Should any of these symptoms last longer than two weeks and become strong enough that it influences your social, professional, or familial life, seek medical attention immediately.

There are many different circumstances that can bring on depression.  Particularly with senior citizens, a fear of death and the loss of the people to whom they have been the closest can bring on depression.  Losing your spouse and your closest friends is going to be difficult at any age.  It is particularly difficult for seniors who sometimes have only those similarly aged people to depend upon.  A woman with no children who loses her spouse is likely going to feel very alone in the world.  This can bring on feelings of depression.  Medical difficulties such as the use of certain medications, mental disorders common to people who are aging such as dementia, or vascular problems can bring on depression in older people.

Treating Depression in Senior Citizens

When a doctor suspects that a patient is suffering from depression, he or she will want to rule out any potential physical causes of the illness.  You are likely to receive a full physical exam and a number of common medical tests such as blood test, livers tests, and thyroid tests.  Provided that these tests exclude a physical cause, your doctor will then proceed to the conventional psychological testing for depression.
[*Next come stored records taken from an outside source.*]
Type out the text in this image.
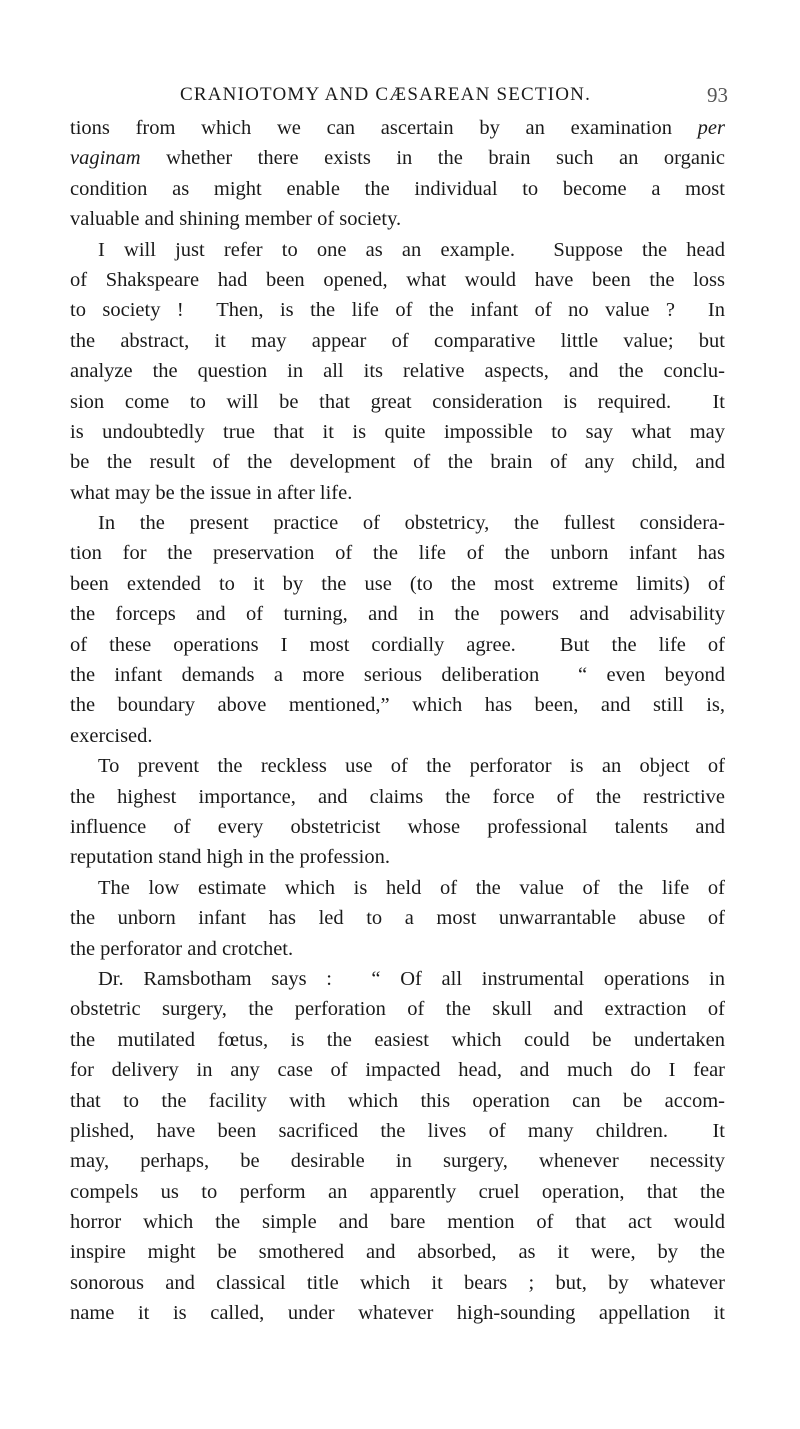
CRANIOTOMY AND CÆSAREAN SECTION.	93
tions from which we can ascertain by an examination per
vaginam whether there exists in the brain such an organic
condition as might enable the individual to become a most
valuable and shining member of society.
I will just refer to one as an example.  Suppose the head
of Shakspeare had been opened, what would have been the loss
to society !  Then, is the life of the infant of no value ?  In
the abstract, it may appear of comparative little value; but
analyze the question in all its relative aspects, and the conclu-
sion come to will be that great consideration is required.  It
is undoubtedly true that it is quite impossible to say what may
be the result of the development of the brain of any child, and
what may be the issue in after life.
In the present practice of obstetricy, the fullest considera-
tion for the preservation of the life of the unborn infant has
been extended to it by the use (to the most extreme limits) of
the forceps and of turning, and in the powers and advisability
of these operations I most cordially agree.  But the life of
the infant demands a more serious deliberation  “ even beyond
the boundary above mentioned,” which has been, and still is,
exercised.
To prevent the reckless use of the perforator is an object of
the highest importance, and claims the force of the restrictive
influence of every obstetricist whose professional talents and
reputation stand high in the profession.
The low estimate which is held of the value of the life of
the unborn infant has led to a most unwarrantable abuse of
the perforator and crotchet.
Dr. Ramsbotham says :  “ Of all instrumental operations in
obstetric surgery, the perforation of the skull and extraction of
the mutilated fœtus, is the easiest which could be undertaken
for delivery in any case of impacted head, and much do I fear
that to the facility with which this operation can be accom-
plished, have been sacrificed the lives of many children.  It
may, perhaps, be desirable in surgery, whenever necessity
compels us to perform an apparently cruel operation, that the
horror which the simple and bare mention of that act would
inspire might be smothered and absorbed, as it were, by the
sonorous and classical title which it bears ; but, by whatever
name it is called, under whatever high-sounding appellation it
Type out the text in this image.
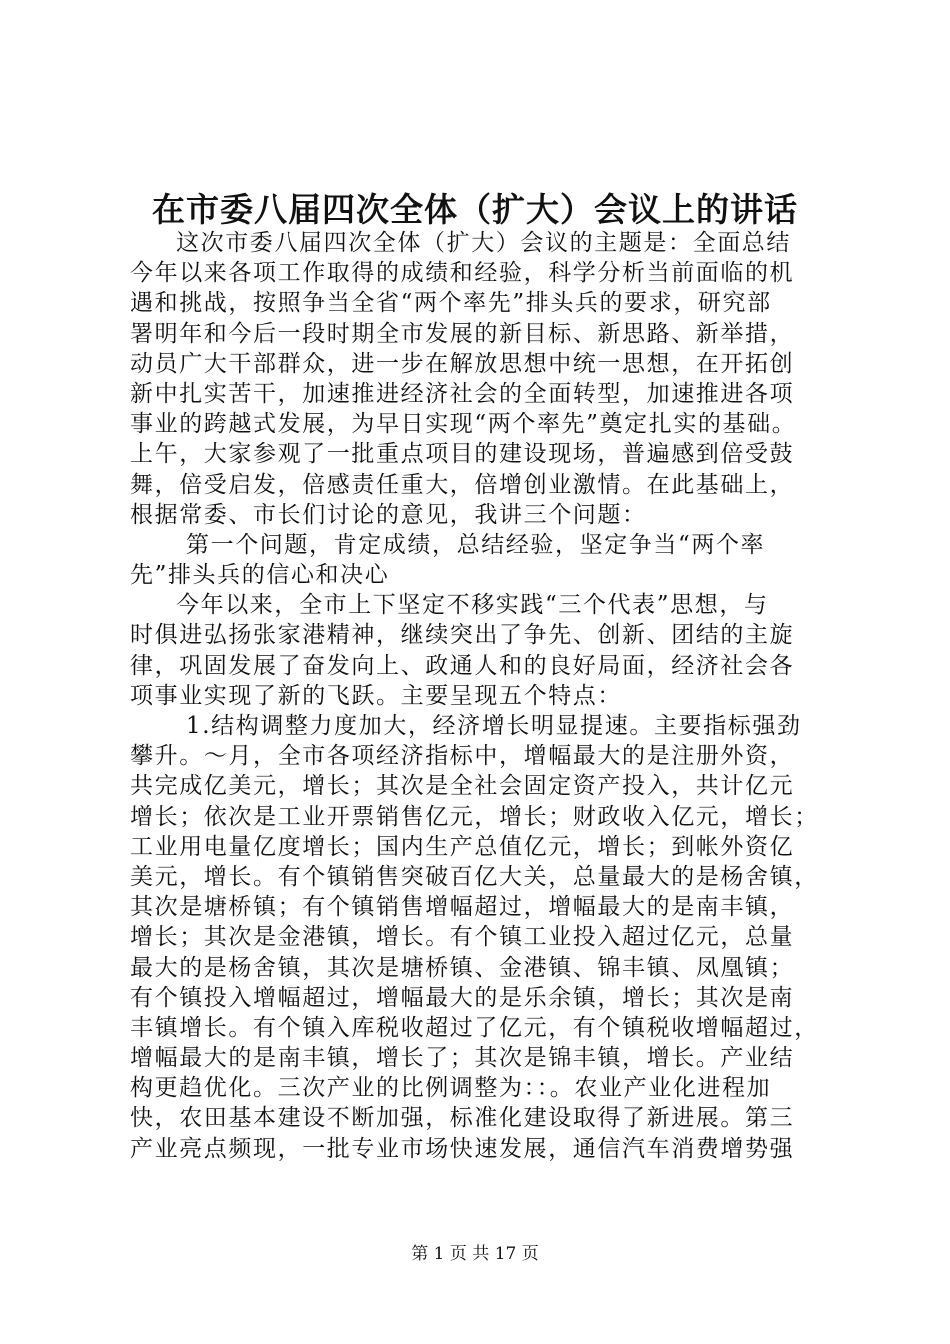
在市委八届四次全体（扩大）会议上的讲话
这次市委八届四次全体（扩大）会议的主题是：全面总结
今年以来各项工作取得的成绩和经验，科学分析当前面临的机
遇和挑战，按照争当全省“两个率先”排头兵的要求，研究部
署明年和今后一段时期全市发展的新目标、新思路、新举措，
动员广大干部群众，进一步在解放思想中统一思想，在开拓创
新中扎实苦干，加速推进经济社会的全面转型，加速推进各项
事业的跨越式发展，为早日实现“两个率先”奠定扎实的基础。
上午，大家参观了一批重点项目的建设现场，普遍感到倍受鼓
舞，倍受启发，倍感责任重大，倍增创业激情。在此基础上，
根据常委、市长们讨论的意见，我讲三个问题：
第一个问题，肯定成绩，总结经验，坚定争当“两个率
先”排头兵的信心和决心
今年以来，全市上下坚定不移实践“三个代表”思想，与
时俱进弘扬张家港精神，继续突出了争先、创新、团结的主旋
律，巩固发展了奋发向上、政通人和的良好局面，经济社会各
项事业实现了新的飞跃。主要呈现五个特点：
1.结构调整力度加大，经济增长明显提速。主要指标强劲
攀升。～月，全市各项经济指标中，增幅最大的是注册外资，
共完成亿美元，增长；其次是全社会固定资产投入，共计亿元
增长；依次是工业开票销售亿元，增长；财政收入亿元，增长；
工业用电量亿度增长；国内生产总值亿元，增长；到帐外资亿
美元，增长。有个镇销售突破百亿大关，总量最大的是杨舍镇，
其次是塘桥镇；有个镇销售增幅超过，增幅最大的是南丰镇，
增长；其次是金港镇，增长。有个镇工业投入超过亿元，总量
最大的是杨舍镇，其次是塘桥镇、金港镇、锦丰镇、凤凰镇；
有个镇投入增幅超过，增幅最大的是乐余镇，增长；其次是南
丰镇增长。有个镇入库税收超过了亿元，有个镇税收增幅超过，
增幅最大的是南丰镇，增长了；其次是锦丰镇，增长。产业结
构更趋优化。三次产业的比例调整为：：。农业产业化进程加
快，农田基本建设不断加强，标准化建设取得了新进展。第三
产业亮点频现，一批专业市场快速发展，通信汽车消费增势强
第 1 页 共 17 页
Generally, senior patients response very well to the typical depression treatments of antidepressant medications and psychotherapy.  The recovery rate for seniors is very high once the condition is diagnosed.  The more difficult part of the treatment for depression in seniors is lifestyle modification.  In younger people, one of the suggestions that is often offered is to increase physical and social activity.  This can be very helpful for senior citizens as well, but it can sometimes be difficult to coordinate.  Exercise will certainly elevate your mood and help to keep you in good physical health which helps your mental health, but many older people are beyond the point where this is a possibility.  However, any movement is good movement and can be of good use.

Some seniors who experience depression because of social isolation would do well to find some other seniors in the area with whom to visit or share time together.  Sometimes it is possible for local social service organizations or church families to visit people who have limited mobility so that they can benefit from some social interaction.  Visitations can be a help not only to keep the older adults social, but also to monitor any other on-going conditions that could appear between doctor’s visits.

No one should have to live with untreated depression.  Current treatments work well enough that there should be no reason for suffering.  If you are an older adult, and you are experiencing the symptoms of depression, talk to your doctor or seek out the help of a mental health professional.  The sooner you speak up, the sooner you will start to feel like yourself again.